A poeta (ou "A dor", ou "A dor no momento em que doeu")

A poeta, sim, poeta, porque a poesia é assuexuada e assim sendo, independe de denominações de tal caráter, e não há "poetiza" e só poeta como não há "muso" e sim musa, apenas musa. A poeta baixou os olhos para o papel marfim que lhe tinha à frente do seio, o papel que era, afinal, seu local de trabalho. Baixou os olhos como quem se submete a um serviço indesejado. Indesejado não porque não o quisesse, não porque não o amasse com todas as forças que lhe sucumbiam a alma; ele, o serviço, era-lhe indesejado no momento pela contradição em si do serviço. Não eram os melhores poetas os poetas que compunham sobre sua própria dor? Pois diga-me um poeta que conseguiu compor no auge de seu desespero. Diga-me um poeta que pôs de lado o sofrimento em seu ápice, em seu ponto-vértice de parábola para encontrar a melhor rima. Entretando, se não há frieza que permita esse desvio sintomático de pensamento, essa fuga redudante de seu sofrimento para compor sobre seu sofrimento, como é possível que um poeta realmente passe ao papel toda a dor que lhe tomou no auge, se não pode ele mesmo pensar durante esse auge? Como poderia deixar para escrever seu sofrimento em um momento que não o mais sentisse tão forte no peito? Como esperar que a dor parasse de rasgar-lhe o coração para que pudesse dissertar sobre as feridas?

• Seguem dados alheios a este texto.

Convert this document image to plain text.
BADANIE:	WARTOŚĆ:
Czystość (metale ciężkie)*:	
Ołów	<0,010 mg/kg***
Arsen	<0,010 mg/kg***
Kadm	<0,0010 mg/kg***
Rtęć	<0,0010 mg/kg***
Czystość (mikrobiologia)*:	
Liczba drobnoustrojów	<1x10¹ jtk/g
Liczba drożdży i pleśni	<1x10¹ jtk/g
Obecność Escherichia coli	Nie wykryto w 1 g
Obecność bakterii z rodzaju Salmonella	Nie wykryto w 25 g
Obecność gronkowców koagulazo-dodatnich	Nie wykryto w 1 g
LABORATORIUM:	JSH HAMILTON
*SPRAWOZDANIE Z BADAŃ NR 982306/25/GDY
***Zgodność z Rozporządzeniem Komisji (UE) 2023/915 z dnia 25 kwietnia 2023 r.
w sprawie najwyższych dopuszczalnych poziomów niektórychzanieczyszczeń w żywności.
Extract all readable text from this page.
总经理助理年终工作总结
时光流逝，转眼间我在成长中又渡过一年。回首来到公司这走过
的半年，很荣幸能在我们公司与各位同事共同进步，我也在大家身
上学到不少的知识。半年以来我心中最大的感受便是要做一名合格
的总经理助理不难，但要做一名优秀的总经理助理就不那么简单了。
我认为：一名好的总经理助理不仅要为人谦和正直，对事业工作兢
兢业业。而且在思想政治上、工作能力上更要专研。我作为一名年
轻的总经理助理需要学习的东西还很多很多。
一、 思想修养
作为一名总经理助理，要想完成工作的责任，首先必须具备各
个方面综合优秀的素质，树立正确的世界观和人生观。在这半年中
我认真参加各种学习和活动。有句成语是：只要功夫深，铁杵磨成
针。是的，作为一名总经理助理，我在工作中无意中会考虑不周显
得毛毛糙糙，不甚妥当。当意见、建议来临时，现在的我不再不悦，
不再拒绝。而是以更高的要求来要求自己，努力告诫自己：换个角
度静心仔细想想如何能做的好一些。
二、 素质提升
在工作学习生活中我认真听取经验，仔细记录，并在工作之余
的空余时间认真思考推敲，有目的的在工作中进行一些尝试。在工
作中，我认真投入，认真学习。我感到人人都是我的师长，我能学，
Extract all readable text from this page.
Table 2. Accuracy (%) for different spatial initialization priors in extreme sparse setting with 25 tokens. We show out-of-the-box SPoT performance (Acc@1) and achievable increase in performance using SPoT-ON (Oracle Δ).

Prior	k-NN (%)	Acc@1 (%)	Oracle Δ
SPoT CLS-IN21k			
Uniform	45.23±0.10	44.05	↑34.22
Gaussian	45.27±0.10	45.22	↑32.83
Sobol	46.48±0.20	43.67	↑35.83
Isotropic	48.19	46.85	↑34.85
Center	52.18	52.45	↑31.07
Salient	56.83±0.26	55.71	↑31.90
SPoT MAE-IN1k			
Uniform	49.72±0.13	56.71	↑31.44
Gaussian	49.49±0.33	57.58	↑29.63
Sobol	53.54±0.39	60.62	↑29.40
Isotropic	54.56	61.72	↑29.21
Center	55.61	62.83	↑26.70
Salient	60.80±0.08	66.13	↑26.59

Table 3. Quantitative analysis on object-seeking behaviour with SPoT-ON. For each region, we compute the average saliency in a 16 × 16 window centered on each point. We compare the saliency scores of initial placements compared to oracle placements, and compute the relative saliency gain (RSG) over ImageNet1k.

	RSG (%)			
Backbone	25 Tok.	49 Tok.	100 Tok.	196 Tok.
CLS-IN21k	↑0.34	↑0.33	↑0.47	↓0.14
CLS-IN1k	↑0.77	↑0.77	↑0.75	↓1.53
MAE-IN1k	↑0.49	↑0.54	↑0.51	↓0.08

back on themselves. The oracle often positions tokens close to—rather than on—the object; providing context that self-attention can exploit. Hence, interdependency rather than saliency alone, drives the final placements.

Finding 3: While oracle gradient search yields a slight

A poeta baixou os olhos para o papel marfim e dessa vez baixou também a mão, tomando a pena, sim, a pena, porque os melhores poetas são os que retomam o espírito antigo, na opinião da poeta, e escreveu, no auge de seu sofrimento, assim como o tinha como impossível para um poeta em serviço.

O resultado foi um texto clichê, uma poesia não poesia, não modernista mas sem rimas, sem impressão nem expressão, um texto clichê que ao menos um jovem choroso, sim, porque os jovens são de fato os que mais sofrem, ou os que mais prestam atenção em seu sofrimento, ou até os que mais dão valor e grandeza ao seu sofrimento, escreve em algum lugar do mundo em uma noite. Um texto que qualquer um é capaz de escrever e rasgar em seguida por reconhecer que não há talento ou criatividade no papel, apenas dor.

E o texto-dor ou a dor-texto foi o resultado de seu serviço ou o serviço de seu resultado e ela ficou feliz com ele, não feliz a ponto de parar de sentir dor, feliz a ponto de aceitar sentir dor e ir dormir sentindo dor, feliz com sua dor por poder, sempre que lesse o texto, relembrar a sensação sofrida da dor que lhe aflingira.

A poeta publicou seu texto em um livro de poemas e o nome que lhe deu foi "A dor no momento em que doeu". A crítica não compreendeu o real sentido daquele texto e ela nunca mais publicou nada, mas todos os jovens chorosos entenderam o que ela quis dizer no título e no texto e sentiram-se feliz em saber que o que escreviam no momento de dor fazia sentido para alguém. Identificaram-se.

E a poeta vendeu um milhão de exemplares, ficou rica, mudou-se para o Caribe e nunca mais sentiu dor.